Hallowed Halls v3.1

glaivemaster 96

This is the Weyland deck I used to make the cut at Dice & Donuts Preston Store Championships. It wasn't entirely deserved, since I started with a Round 1 Bye, and so technically this deck only won 2 of the 4 rounds (and lost twice in the cut, too). Still, it's a work in progress and I thought others might be interested to see how Weyland even won a single game, let alone two. My runner was Ken Tenma (Exclusive Poker Party)

This deck is slooooooooow. Partly that's because running 5/3 agendas means you have to be absolutely sure you've got a window, and that means having a solid Sandburg AND scoring remote, generally 2-3 ice each, plus having already protected HQ, R&D and maybe Archives. That's difficult when a lot of your opponents are also running ice destruction.

There's not too much more to say. It's pretty standard old school glacier stuff: protect centrals, get a remote up, score. If you can, you want to always have 1x Galahad in hand to make all your grail EtR, and you want to put sentries on the outside of a server so you can trash breakers when it's most relevant.

The deck works best when it has a surprise factor (which I dislike).

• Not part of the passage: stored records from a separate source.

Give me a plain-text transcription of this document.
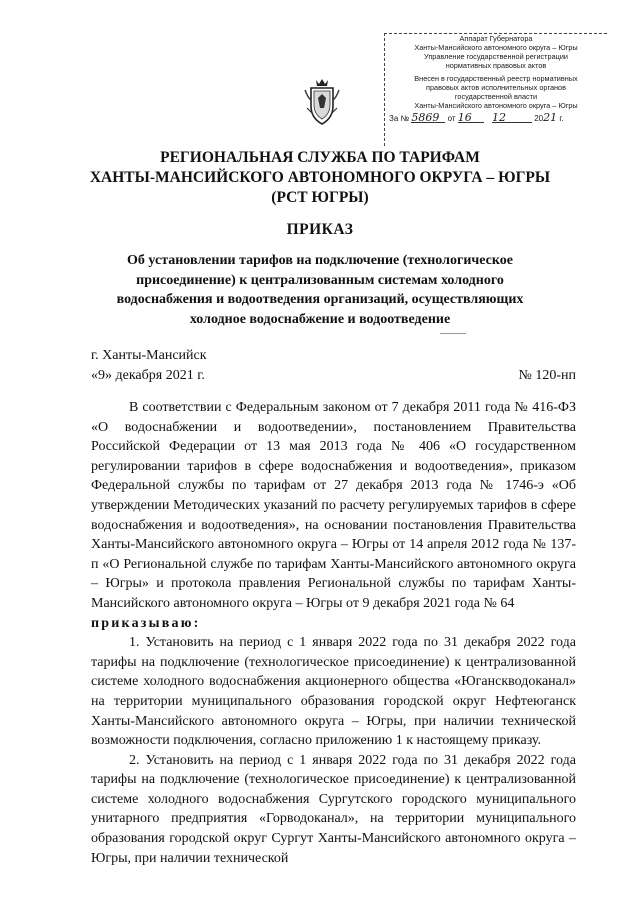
Аппарат Губернатора
Ханты-Мансийского автономного округа – Югры
Управление государственной регистрации
нормативных правовых актов
Внесен в государственный реестр нормативных
правовых актов исполнительных органов
государственной власти
Ханты-Мансийского автономного округа – Югры
За № 5869 от 16 12	2021 г.
РЕГИОНАЛЬНАЯ СЛУЖБА ПО ТАРИФАМ
ХАНТЫ-МАНСИЙСКОГО АВТОНОМНОГО ОКРУГА – ЮГРЫ
(РСТ ЮГРЫ)
ПРИКАЗ
Об установлении тарифов на подключение (технологическое
присоединение) к централизованным системам холодного
водоснабжения и водоотведения организаций, осуществляющих
холодное водоснабжение и водоотведение
г. Ханты-Мансийск
«9» декабря 2021 г.	№ 120-нп

В соответствии с Федеральным законом от 7 декабря 2011 года № 416-ФЗ «О водоснабжении и водоотведении», постановлением Правительства Российской Федерации от 13 мая 2013 года № 406 «О государственном регулировании тарифов в сфере водоснабжения и водоотведения», приказом Федеральной службы по тарифам от 27 декабря 2013 года № 1746-э «Об утверждении Методических указаний по расчету регулируемых тарифов в сфере водоснабжения и водоотведения», на основании постановления Правительства Ханты-Мансийского автономного округа – Югры от 14 апреля 2012 года № 137-п «О Региональной службе по тарифам Ханты-Мансийского автономного округа – Югры» и протокола правления Региональной службы по тарифам Ханты-Мансийского автономного округа – Югры от 9 декабря 2021 года № 64

приказываю:

1. Установить на период с 1 января 2022 года по 31 декабря 2022 года тарифы на подключение (технологическое присоединение) к централизованной системе холодного водоснабжения акционерного общества «Юганскводоканал» на территории муниципального образования городской округ Нефтеюганск Ханты-Мансийского автономного округа – Югры, при наличии технической возможности подключения, согласно приложению 1 к настоящему приказу.

2. Установить на период с 1 января 2022 года по 31 декабря 2022 года тарифы на подключение (технологическое присоединение) к централизованной системе холодного водоснабжения Сургутского городского муниципального унитарного предприятия «Горводоканал», на территории муниципального образования городской округ Сургут Ханты-Мансийского автономного округа – Югры, при наличии технической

Enough people are happy to facecheck Weyland ice that you can hit a core program or cards from their hand even if you don't get lucky enough to get a full kill (which can also happen). It also suffers from Paperclip being super good, because it can't rely so much on those program trashes. It means the ice suite may need another look, maybe after some new ice is printed.

Faust and D4v1d hate this deck for obvious reasons. If you can last long enough, it can be possible to get almost a complete lockout vs Yog. Unfortunately my main Yog opponent of the weekend was savvy enough to beat me in 3 out of 3 games.

In a meta with more Shaper and less Anarch I find Punitive Counterstrike a nice include. They can remote camp, but if they get in and take a 5/3, you can frequently double or triple Punitive them next turn with all your money.

Previous versions also ran Indian Union Stock Exchange to keep money high and make Subliminal truly horrible, but with so much Whizzard around that simply isn't feasible right now.

I was fortunate enough to only see 1 Rumour Mill all weekend (at the Harlequins SC the next day) and that was against Val, who I could lock out with Executive Boot Camp. Most runners forgot the Rumour Mill actually affects Sandburg, and others didn't feel the need to run it in their deck. It makes me question the usefulness of including Paywall Implementation, especially since Anarchs have enough recursion anyway.

All-in-all this deck was a bit of a meta call, and I think it worked out quite well. I'm going to keep improving it, and I'd love to hear other people's thoughts.